Yes, it may very well be that the ability to overcome such incredible obstacles and adversity played a big part on who they became and what they were able to accomplish. Yet others faced with similar or even lesser problems fail to thrive. What is it then that allows some to excel under such circumstances and others to fail? Why does one person who loses love and support crawl into their own oblivion and fail to thrive while another member of the family becomes president? The great Viktor Frankl wrote following World War II that a sense of meaning and purpose of one's life is what helped many prisoners of Nazi concentration camps survive. His Man's Search for Meaning is still one of the most important books in the field over 60 years later. He has a number of quotes that resonante:

  • When we are no longer able to change a situation, we are challenged to change ourselves.
  • Everything can be taken from a man but one thing: the last of the human freedoms—to choose one’s attitude in any given set of circumstances, to choose one’s own way.
  • A man who becomes conscious of the responsibility he bears toward a human being who affectionately waits for him, or to an unfinished work, will never be able to throw away his life. He knows the "why" for his existence, and will be able to bear almost any "how".
But these, too, beg the question, why do some people, or how do some people, manage to maintain that sense of meaning or hope, purpose or love when everything around seems to be taking all that away? Frankl, and others, will here point to a sense of spirituality or the spiritual. Yet there are many who don't have that sense or are unable to experience whatever it may be.

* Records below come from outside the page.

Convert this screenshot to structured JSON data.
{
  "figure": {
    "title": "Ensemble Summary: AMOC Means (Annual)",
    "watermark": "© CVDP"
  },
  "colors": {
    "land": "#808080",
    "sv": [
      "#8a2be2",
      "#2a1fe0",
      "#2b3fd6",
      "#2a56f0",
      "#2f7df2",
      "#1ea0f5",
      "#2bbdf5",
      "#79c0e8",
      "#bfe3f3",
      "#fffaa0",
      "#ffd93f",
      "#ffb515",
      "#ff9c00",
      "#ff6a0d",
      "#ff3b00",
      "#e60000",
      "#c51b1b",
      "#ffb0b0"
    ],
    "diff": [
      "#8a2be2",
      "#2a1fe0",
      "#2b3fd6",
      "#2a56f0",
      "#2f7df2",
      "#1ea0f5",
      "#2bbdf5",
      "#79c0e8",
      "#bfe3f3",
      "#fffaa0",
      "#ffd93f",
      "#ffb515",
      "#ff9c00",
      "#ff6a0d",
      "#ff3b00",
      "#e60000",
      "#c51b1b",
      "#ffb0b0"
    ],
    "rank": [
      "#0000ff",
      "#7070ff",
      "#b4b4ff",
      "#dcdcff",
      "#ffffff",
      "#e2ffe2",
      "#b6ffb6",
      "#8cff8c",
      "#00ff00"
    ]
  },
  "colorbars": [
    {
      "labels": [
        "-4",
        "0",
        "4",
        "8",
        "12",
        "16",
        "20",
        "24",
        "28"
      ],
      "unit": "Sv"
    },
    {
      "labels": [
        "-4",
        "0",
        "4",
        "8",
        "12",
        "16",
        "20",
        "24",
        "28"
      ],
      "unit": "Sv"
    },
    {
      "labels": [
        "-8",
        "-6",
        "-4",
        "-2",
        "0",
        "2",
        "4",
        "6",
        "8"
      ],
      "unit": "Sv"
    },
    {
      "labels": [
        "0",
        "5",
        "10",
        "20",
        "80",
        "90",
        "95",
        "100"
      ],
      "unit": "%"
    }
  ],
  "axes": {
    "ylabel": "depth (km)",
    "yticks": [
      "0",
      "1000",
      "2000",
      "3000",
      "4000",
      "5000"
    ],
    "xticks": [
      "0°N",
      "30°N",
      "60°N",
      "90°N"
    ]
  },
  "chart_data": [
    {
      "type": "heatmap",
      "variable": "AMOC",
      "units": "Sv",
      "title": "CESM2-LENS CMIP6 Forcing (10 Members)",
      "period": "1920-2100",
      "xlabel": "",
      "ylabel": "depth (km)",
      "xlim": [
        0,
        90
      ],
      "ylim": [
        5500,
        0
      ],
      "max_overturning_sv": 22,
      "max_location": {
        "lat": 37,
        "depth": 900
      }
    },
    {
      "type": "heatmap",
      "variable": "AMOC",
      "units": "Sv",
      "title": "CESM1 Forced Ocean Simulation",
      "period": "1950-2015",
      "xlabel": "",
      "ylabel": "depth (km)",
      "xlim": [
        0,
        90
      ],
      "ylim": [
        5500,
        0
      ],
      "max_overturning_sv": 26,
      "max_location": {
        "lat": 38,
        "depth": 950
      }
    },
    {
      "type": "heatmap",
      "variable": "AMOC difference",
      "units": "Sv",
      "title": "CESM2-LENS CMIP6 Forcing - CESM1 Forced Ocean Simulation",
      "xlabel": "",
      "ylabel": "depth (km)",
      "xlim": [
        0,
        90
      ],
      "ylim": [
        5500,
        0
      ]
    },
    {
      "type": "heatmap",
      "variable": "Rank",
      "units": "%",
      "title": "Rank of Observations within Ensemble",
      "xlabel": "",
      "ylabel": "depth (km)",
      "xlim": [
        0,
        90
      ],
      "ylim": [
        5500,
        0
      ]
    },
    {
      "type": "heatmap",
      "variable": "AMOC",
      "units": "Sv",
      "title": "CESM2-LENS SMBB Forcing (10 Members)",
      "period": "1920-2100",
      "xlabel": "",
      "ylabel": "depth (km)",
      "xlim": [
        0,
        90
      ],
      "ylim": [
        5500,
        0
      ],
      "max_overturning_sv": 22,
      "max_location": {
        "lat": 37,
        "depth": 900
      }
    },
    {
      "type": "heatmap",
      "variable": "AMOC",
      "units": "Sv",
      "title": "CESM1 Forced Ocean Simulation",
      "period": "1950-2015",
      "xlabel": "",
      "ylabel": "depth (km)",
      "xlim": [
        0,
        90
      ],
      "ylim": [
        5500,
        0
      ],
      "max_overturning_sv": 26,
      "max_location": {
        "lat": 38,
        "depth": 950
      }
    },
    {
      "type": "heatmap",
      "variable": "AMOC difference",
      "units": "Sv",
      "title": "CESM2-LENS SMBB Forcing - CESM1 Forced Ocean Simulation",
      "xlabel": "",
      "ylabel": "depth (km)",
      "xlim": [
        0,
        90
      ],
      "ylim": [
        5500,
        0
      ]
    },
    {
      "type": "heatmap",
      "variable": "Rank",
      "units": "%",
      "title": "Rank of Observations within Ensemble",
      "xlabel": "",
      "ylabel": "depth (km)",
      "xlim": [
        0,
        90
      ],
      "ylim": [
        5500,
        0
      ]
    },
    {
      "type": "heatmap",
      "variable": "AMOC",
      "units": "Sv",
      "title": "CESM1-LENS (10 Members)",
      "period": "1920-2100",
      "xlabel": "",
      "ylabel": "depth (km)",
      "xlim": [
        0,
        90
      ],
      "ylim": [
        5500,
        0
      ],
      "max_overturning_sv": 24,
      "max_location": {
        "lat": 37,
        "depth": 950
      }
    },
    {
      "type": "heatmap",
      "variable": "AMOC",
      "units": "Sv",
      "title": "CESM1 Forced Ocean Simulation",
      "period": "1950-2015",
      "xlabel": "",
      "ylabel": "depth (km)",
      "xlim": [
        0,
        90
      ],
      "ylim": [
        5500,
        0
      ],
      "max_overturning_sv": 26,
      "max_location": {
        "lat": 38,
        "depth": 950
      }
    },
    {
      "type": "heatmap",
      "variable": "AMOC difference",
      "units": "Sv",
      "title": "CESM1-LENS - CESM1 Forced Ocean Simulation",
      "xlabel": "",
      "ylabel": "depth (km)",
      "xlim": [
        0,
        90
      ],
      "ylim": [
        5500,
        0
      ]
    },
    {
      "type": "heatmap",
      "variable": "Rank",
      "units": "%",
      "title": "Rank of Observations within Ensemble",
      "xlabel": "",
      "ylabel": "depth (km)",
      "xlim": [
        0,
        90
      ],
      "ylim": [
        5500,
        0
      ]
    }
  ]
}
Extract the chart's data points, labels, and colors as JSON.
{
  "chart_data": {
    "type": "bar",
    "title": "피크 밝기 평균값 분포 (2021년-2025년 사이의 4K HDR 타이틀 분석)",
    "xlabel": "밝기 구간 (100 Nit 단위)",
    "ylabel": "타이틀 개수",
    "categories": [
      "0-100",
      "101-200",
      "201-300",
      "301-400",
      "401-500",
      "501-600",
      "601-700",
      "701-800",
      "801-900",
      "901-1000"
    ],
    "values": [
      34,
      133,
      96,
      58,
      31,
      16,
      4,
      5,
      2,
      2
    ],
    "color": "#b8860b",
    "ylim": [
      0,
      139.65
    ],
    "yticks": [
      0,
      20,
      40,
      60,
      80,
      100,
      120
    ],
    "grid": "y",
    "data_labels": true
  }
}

Perhaps, then, all that we can do as individuals, family members, colleagues, friends,  therapists or fellow human beings, is hold up the possibilities for meaning and purpose. Perhaps what our tasks are is to be there when people face the adversity of their situation and be present with them, non-judgmentally, compassionately, and with a sense that there may be something greater than ourselves that will get us through.

Seems kind of weak and hopeless, I know. How can such stand up to things like the Holocaust, war, racism, debilitating illness? I don't know the answer to the "How?" but people like the Roosevelts and Frankl remind me that it isn't impossible.